Door zijn vriendschappen, ontvangsten en zijn handelsbetrekkingen was hem ter ore gekomen dat er in de provincie Caria rond Halicarnassus, het huidige Bodrum in het uiterste zuidwesten van wat nu Turkije heet, de Perzische gouverneur Mausolos heerste.
Door al zijn contacten met personen uit alle windstreken was er aan zijn hof door zijn schrijvers een grote hoeveelheid topografische kennis in een "bibliotheek" verzameld. Veel van de straatwegen naar oost en west waren natuurlijk bekend onder gidsen en vaak ook door kaartenmakers van de verschillende legers vastgelegd. De deels al geplaveide wegen moesten snelle troepentransporten mogelijk maken. De wegen zochten als het ware een natuurlijke loop. Ze volgden de dalen tussen de bergen, ze namen de niet al te steile bergpassen en staken rivieren over op de gunstigste ondiepe doorwaadbare plaatsen. En al die kennis stond Asitos ter beschikking.
En toen er een periode van betrekkelijke rust was aangebroken en de wapens waren neergelegd in een groot deel van de Griekse wereld kwam zijn oude plan weer in gedachten.
Hij wilde beslist een bezoek brengen aan Mausolos van Halicarnussus. Hij stuurde met een van zijn handels schepen een gezant mee die een bericht aan de vorst moest overbrengen met de vraag of hij welkom was. Toen de gezant vele maanden later terugkwam bracht hij het bericht mee dat Mausolos was overleden. Maar zijn vrouw Artemisia nodigde hem uit om te komen kijken naar de bouw van wat de grootste graftombe van de wereld zou moeten worden. De bouw van die nagedachtenis aan haar man, die ook haar broer was, stond op het punt te beginnen.
Asitos nam zich voor zo snel mogelijk, ook uit politieke en economische overwegingen, zijn tocht te ondernemen.

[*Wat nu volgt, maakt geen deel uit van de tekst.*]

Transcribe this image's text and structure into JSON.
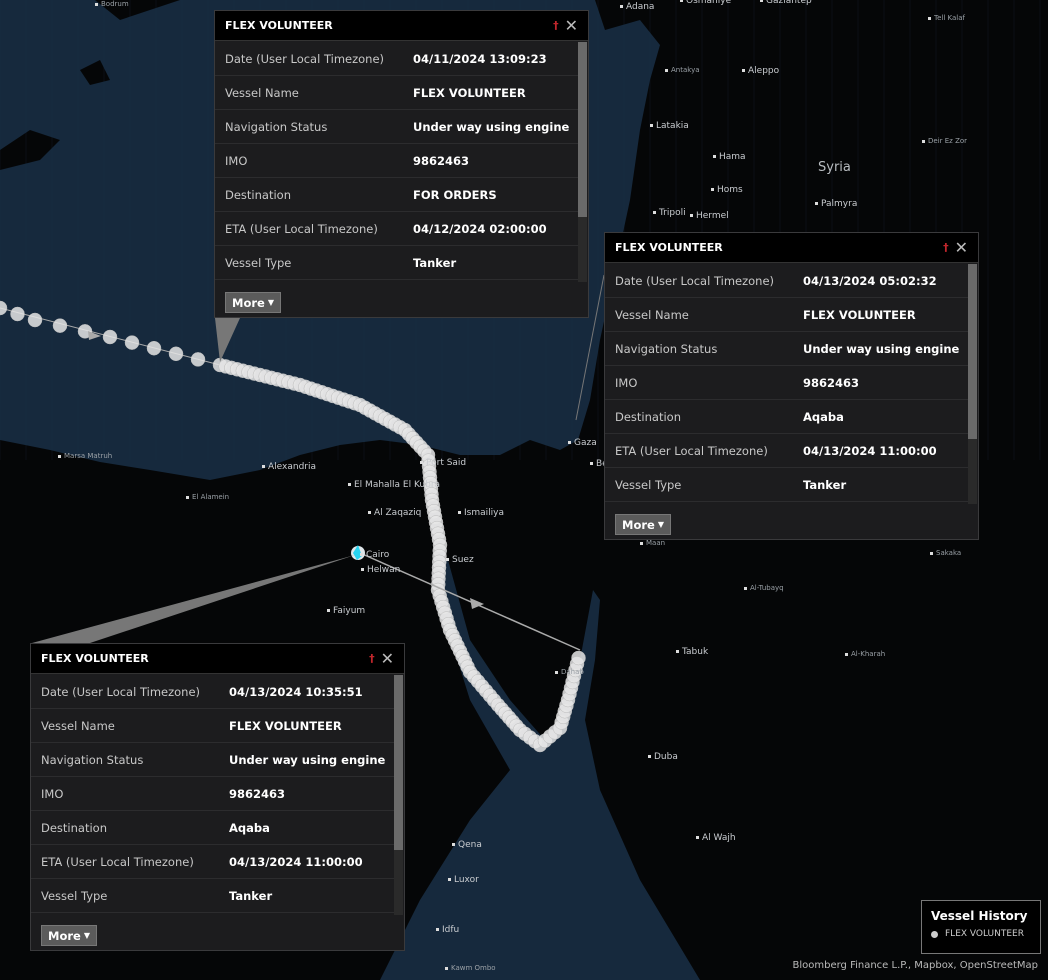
{
  "map": {
    "labels": [
      "Bodrum",
      "Adana",
      "Osmaniye",
      "Gaziantep",
      "Tell Kalaf",
      "Antakya",
      "Aleppo",
      "Latakia",
      "Hama",
      "Syria",
      "Deir Ez Zor",
      "Homs",
      "Tripoli",
      "Hermel",
      "Palmyra",
      "Marsa Matruh",
      "Alexandria",
      "El Mahalla El Kubra",
      "El Alamein",
      "Al Zaqaziq",
      "Ismailiya",
      "Port Said",
      "Gaza",
      "Beersheba",
      "Cairo",
      "Helwan",
      "Suez",
      "Faiyum",
      "Dahab",
      "Tabuk",
      "Duba",
      "Al Wajh",
      "Qena",
      "Luxor",
      "Idfu",
      "Kawm Ombo",
      "Maan",
      "Al-Tubayq",
      "Sakaka",
      "Al-Kharah"
    ],
    "track_color": "#e6e6e6",
    "sea_color": "#16293d",
    "current_position_color": "#27d3f0"
  },
  "popups": [
    {
      "title": "FLEX VOLUNTEER",
      "rows": [
        {
          "k": "Date (User Local Timezone)",
          "v": "04/11/2024 13:09:23"
        },
        {
          "k": "Vessel Name",
          "v": "FLEX VOLUNTEER"
        },
        {
          "k": "Navigation Status",
          "v": "Under way using engine"
        },
        {
          "k": "IMO",
          "v": "9862463"
        },
        {
          "k": "Destination",
          "v": "FOR ORDERS"
        },
        {
          "k": "ETA (User Local Timezone)",
          "v": "04/12/2024 02:00:00"
        },
        {
          "k": "Vessel Type",
          "v": "Tanker"
        }
      ],
      "more": "More"
    },
    {
      "title": "FLEX VOLUNTEER",
      "rows": [
        {
          "k": "Date (User Local Timezone)",
          "v": "04/13/2024 05:02:32"
        },
        {
          "k": "Vessel Name",
          "v": "FLEX VOLUNTEER"
        },
        {
          "k": "Navigation Status",
          "v": "Under way using engine"
        },
        {
          "k": "IMO",
          "v": "9862463"
        },
        {
          "k": "Destination",
          "v": "Aqaba"
        },
        {
          "k": "ETA (User Local Timezone)",
          "v": "04/13/2024 11:00:00"
        },
        {
          "k": "Vessel Type",
          "v": "Tanker"
        }
      ],
      "more": "More"
    },
    {
      "title": "FLEX VOLUNTEER",
      "rows": [
        {
          "k": "Date (User Local Timezone)",
          "v": "04/13/2024 10:35:51"
        },
        {
          "k": "Vessel Name",
          "v": "FLEX VOLUNTEER"
        },
        {
          "k": "Navigation Status",
          "v": "Under way using engine"
        },
        {
          "k": "IMO",
          "v": "9862463"
        },
        {
          "k": "Destination",
          "v": "Aqaba"
        },
        {
          "k": "ETA (User Local Timezone)",
          "v": "04/13/2024 11:00:00"
        },
        {
          "k": "Vessel Type",
          "v": "Tanker"
        }
      ],
      "more": "More"
    }
  ],
  "legend": {
    "title": "Vessel History",
    "item": "FLEX VOLUNTEER"
  },
  "attribution": "Bloomberg Finance L.P., Mapbox, OpenStreetMap"
}
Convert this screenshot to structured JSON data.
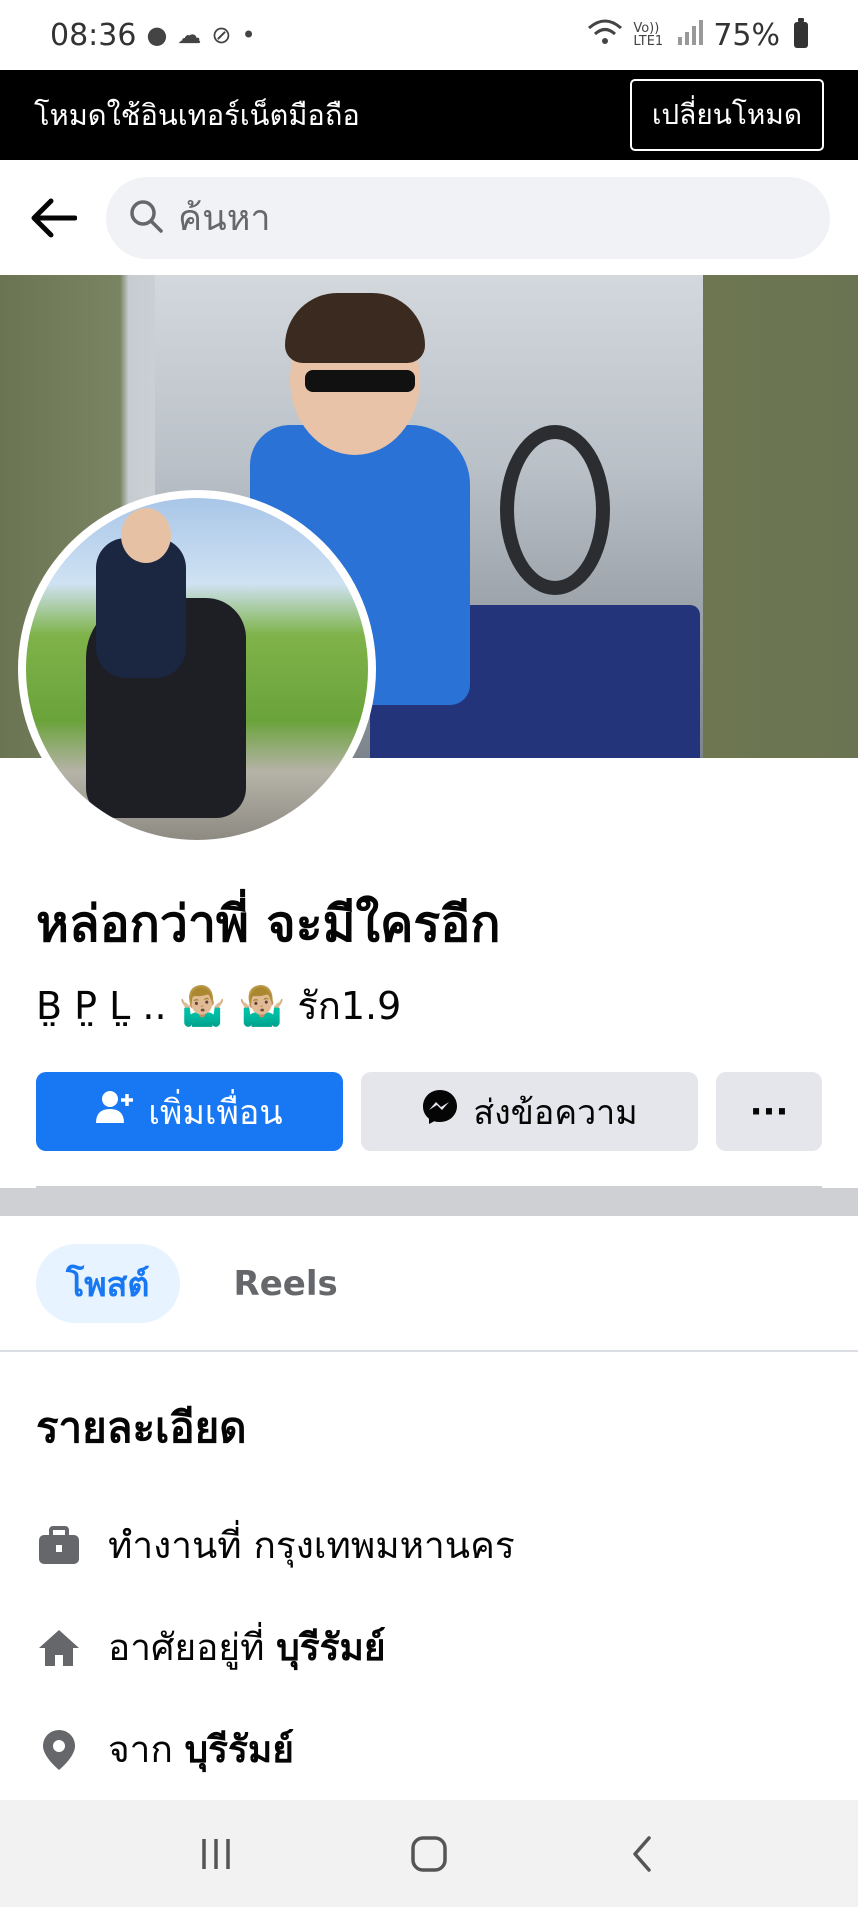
{
  "status_bar": {
    "time": "08:36",
    "left_icons": [
      "line-icon",
      "cloud-icon",
      "data-saver-icon",
      "dot-icon"
    ],
    "right_icons": [
      "wifi-icon",
      "volte-icon",
      "signal-icon",
      "battery-icon"
    ],
    "volte_label": "Vo)) LTE1",
    "battery": "75%"
  },
  "banner": {
    "text": "โหมดใช้อินเทอร์เน็ตมือถือ",
    "switch_label": "เปลี่ยนโหมด"
  },
  "search": {
    "placeholder": "ค้นหา"
  },
  "profile": {
    "name": "หล่อกว่าพี่ จะมีใครอีก",
    "bio": "B̤ P̤ L̤ ..   🤷🏼‍♂️ 🤷🏼‍♂️ รัก1.9"
  },
  "actions": {
    "add_friend": "เพิ่มเพื่อน",
    "message": "ส่งข้อความ",
    "more": "···"
  },
  "tabs": [
    {
      "label": "โพสต์",
      "active": true
    },
    {
      "label": "Reels",
      "active": false
    }
  ],
  "details": {
    "title": "รายละเอียด",
    "work_prefix": "ทำงานที่ กรุงเทพมหานคร",
    "lives_prefix": "อาศัยอยู่ที่",
    "lives_value": "บุรีรัมย์",
    "from_prefix": "จาก",
    "from_value": "บุรีรัมย์"
  },
  "colors": {
    "accent": "#1877f2",
    "button_gray": "#e4e6eb",
    "banner_bg": "#000000"
  }
}
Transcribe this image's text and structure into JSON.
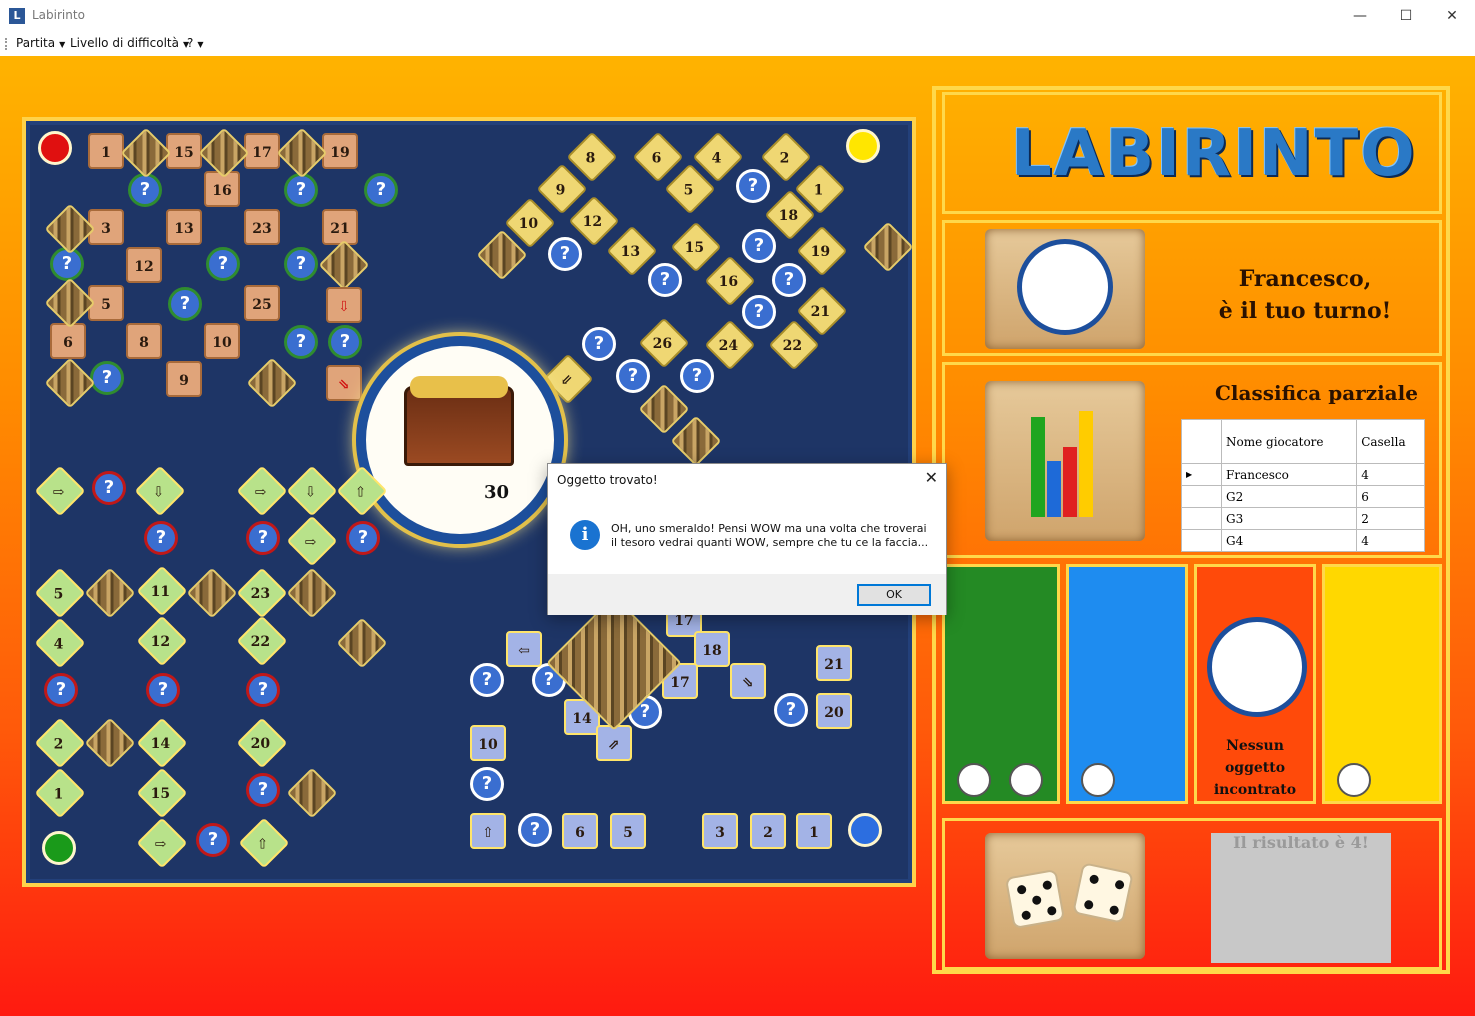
{
  "window": {
    "title": "Labirinto",
    "app_icon_letter": "L",
    "minimize_glyph": "—",
    "maximize_glyph": "☐",
    "close_glyph": "✕"
  },
  "menu": {
    "items": [
      "Partita",
      "Livello di difficoltà",
      "?"
    ]
  },
  "board": {
    "red_path_numbers": [
      "1",
      "15",
      "17",
      "19",
      "16",
      "3",
      "13",
      "23",
      "21",
      "12",
      "5",
      "25",
      "6",
      "8",
      "10",
      "9"
    ],
    "yellow_path_numbers": [
      "8",
      "6",
      "4",
      "2",
      "9",
      "5",
      "1",
      "10",
      "12",
      "18",
      "13",
      "15",
      "19",
      "16",
      "21",
      "26",
      "24",
      "22"
    ],
    "green_path_numbers": [
      "5",
      "11",
      "23",
      "4",
      "12",
      "22",
      "2",
      "14",
      "20",
      "1",
      "15"
    ],
    "blue_path_numbers": [
      "17",
      "18",
      "17",
      "21",
      "14",
      "20",
      "10",
      "6",
      "5",
      "3",
      "2",
      "1"
    ],
    "treasure_value": "30",
    "question_mark": "?"
  },
  "side": {
    "logo_text": "LABIRINTO",
    "turn_message_line1": "Francesco,",
    "turn_message_line2": "è il tuo turno!",
    "ranking": {
      "title": "Classifica parziale",
      "headers": [
        "Nome giocatore",
        "Casella"
      ],
      "rows": [
        {
          "name": "Francesco",
          "cell": "4"
        },
        {
          "name": "G2",
          "cell": "6"
        },
        {
          "name": "G3",
          "cell": "2"
        },
        {
          "name": "G4",
          "cell": "4"
        }
      ]
    },
    "player_colors": [
      "#248a24",
      "#1e8cf0",
      "#ff4a0a",
      "#ffd800"
    ],
    "no_item_text": "Nessun oggetto incontrato",
    "dice_result": "Il risultato è 4!"
  },
  "dialog": {
    "title": "Oggetto trovato!",
    "icon_letter": "i",
    "message": "OH, uno smeraldo! Pensi WOW ma una volta che troverai il tesoro vedrai quanti WOW, sempre che tu ce la faccia...",
    "ok_label": "OK",
    "close_glyph": "✕"
  }
}
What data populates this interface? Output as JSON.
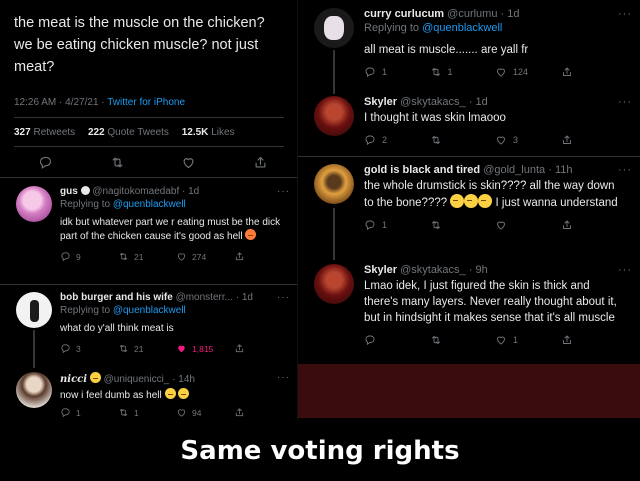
{
  "main_tweet": {
    "lines": [
      "the meat is the muscle on the chicken?",
      "we be eating chicken muscle? not just",
      "meat?"
    ],
    "time": "12:26 AM · 4/27/21 ·",
    "source": "Twitter for iPhone",
    "retweets_count": "327",
    "retweets_label": "Retweets",
    "quotes_count": "222",
    "quotes_label": "Quote Tweets",
    "likes_count": "12.5K",
    "likes_label": "Likes"
  },
  "left_replies": [
    {
      "name": "gus",
      "handle": "@nagitokomaedabf",
      "time": "1d",
      "replying_prefix": "Replying to",
      "replying_to": "@quenblackwell",
      "text": "idk but whatever part we r eating must be the dick part of the chicken cause it's good as hell",
      "replies": "9",
      "retweets": "21",
      "likes": "274"
    },
    {
      "name": "bob burger and his wife",
      "handle": "@monsterr...",
      "time": "1d",
      "replying_prefix": "Replying to",
      "replying_to": "@quenblackwell",
      "text": "what do y'all think meat is",
      "replies": "3",
      "retweets": "21",
      "likes": "1,815"
    },
    {
      "name": "nicci",
      "handle": "@uniquenicci_",
      "time": "14h",
      "text": "now i feel dumb as hell",
      "replies": "1",
      "retweets": "1",
      "likes": "94"
    }
  ],
  "right_replies": [
    {
      "name": "curry curlucum",
      "handle": "@curlumu",
      "time": "1d",
      "replying_prefix": "Replying to",
      "replying_to": "@quenblackwell",
      "text": "all meat is muscle....... are yall fr",
      "replies": "1",
      "retweets": "1",
      "likes": "124"
    },
    {
      "name": "Skyler",
      "handle": "@skytakacs_",
      "time": "1d",
      "text": "I thought it was skin lmaooo",
      "replies": "2",
      "retweets": "",
      "likes": "3"
    },
    {
      "name": "gold is black and tired",
      "handle": "@gold_lunta",
      "time": "11h",
      "text_before": "the whole drumstick is skin???? all the way down to the bone????",
      "text_after": "I just wanna understand",
      "replies": "1",
      "retweets": "",
      "likes": ""
    },
    {
      "name": "Skyler",
      "handle": "@skytakacs_",
      "time": "9h",
      "text": "Lmao idek, I just figured the skin is thick and there's many layers. Never really thought about it, but in hindsight it makes sense that it's all muscle",
      "replies": "",
      "retweets": "",
      "likes": "1"
    }
  ],
  "separator": "·",
  "more_label": "···",
  "caption": "Same voting rights",
  "colors": {
    "background": "#000000",
    "link": "#1d9bf0",
    "muted": "#71767b",
    "like": "#f91880",
    "red_block": "#3a0c0e"
  }
}
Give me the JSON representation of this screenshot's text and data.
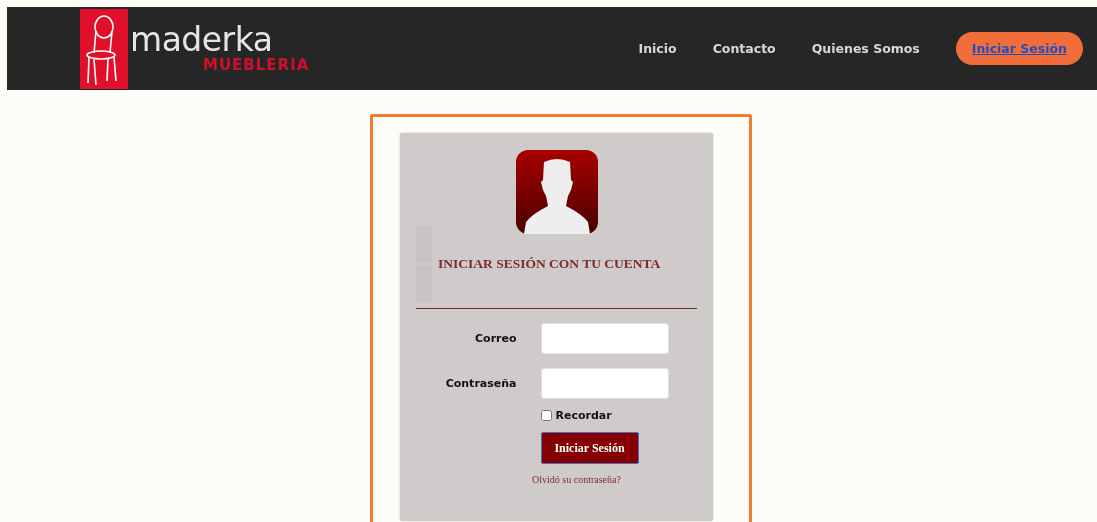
{
  "brand": {
    "name": "maderka",
    "tagline": "MUEBLERIA"
  },
  "nav": [
    {
      "label": "Inicio",
      "kind": "link"
    },
    {
      "label": "Contacto",
      "kind": "link"
    },
    {
      "label": "Quienes Somos",
      "kind": "link"
    },
    {
      "label": "Iniciar Sesión",
      "kind": "cta"
    }
  ],
  "login": {
    "title": "INICIAR SESIÓN CON TU CUENTA",
    "fields": [
      {
        "label": "Correo"
      },
      {
        "label": "Contraseña"
      }
    ],
    "remember": {
      "label": "Recordar",
      "checked": false
    },
    "submit": "Iniciar Sesión",
    "forgot": "Olvidó su contraseña?"
  }
}
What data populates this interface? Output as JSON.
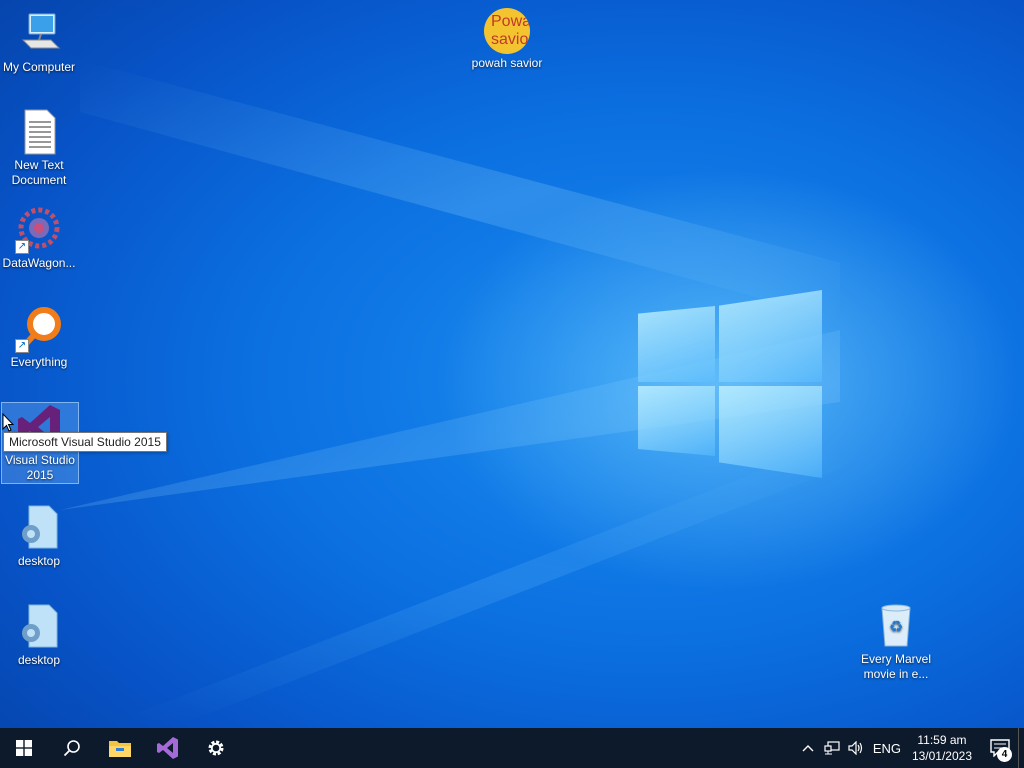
{
  "desktop": {
    "icons": [
      {
        "id": "my-computer",
        "label": "My Computer"
      },
      {
        "id": "new-text-document",
        "label": "New Text\nDocument"
      },
      {
        "id": "datawagon",
        "label": "DataWagon..."
      },
      {
        "id": "everything",
        "label": "Everything"
      },
      {
        "id": "visual-studio",
        "label": "Visual Studio\n2015"
      },
      {
        "id": "desktop-1",
        "label": "desktop"
      },
      {
        "id": "desktop-2",
        "label": "desktop"
      },
      {
        "id": "powah-savior",
        "label": "powah savior",
        "logo_text": "Powah savior"
      },
      {
        "id": "recycle-bin",
        "label": "Every Marvel\nmovie in e..."
      }
    ],
    "tooltip": "Microsoft Visual Studio 2015"
  },
  "taskbar": {
    "pinned": [
      "start-button",
      "search-button",
      "file-explorer",
      "visual-studio",
      "settings"
    ],
    "tray": {
      "language": "ENG",
      "time": "11:59 am",
      "date": "13/01/2023",
      "notification_count": "4"
    }
  },
  "colors": {
    "wallpaper": "#0b6fe0",
    "taskbar": "#0d1a2b",
    "vs_purple": "#68217a",
    "powah_yellow": "#f4c430"
  }
}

Hij gaf zijn schrijvers opdracht een zo gedetailleerd mogelijke reisbeschrijving samen te stellen. Doordat ze al over een grote hoeveelheid gegevens beschikten konden de schrijvers hun vorst al snel een uitgebreid reisplan overhandigen. Dat plan bestond uit twee alternatieven. Een reis over water op een van zijn handelsschepen, of een reis over land langs de westkust van Asia Micra.
Asitos was zeer enthousiast en besloot van zijn tocht een rondreis te maken. De terugreis zou hij per schip maken. Maar hij wilde graag iets meer van Klein-Azië zien en hij besloot na uitvoerige bestudering van plannen en kaarten de heenreis over land te ondernemen. Hij besprak de reis breedsprakig met zijn schrijvers. Hij was zeer verbaasd over de gedetailleerdheid van de landkaarten en hij was benieuwd hoe ze aan hun kennis kwamen.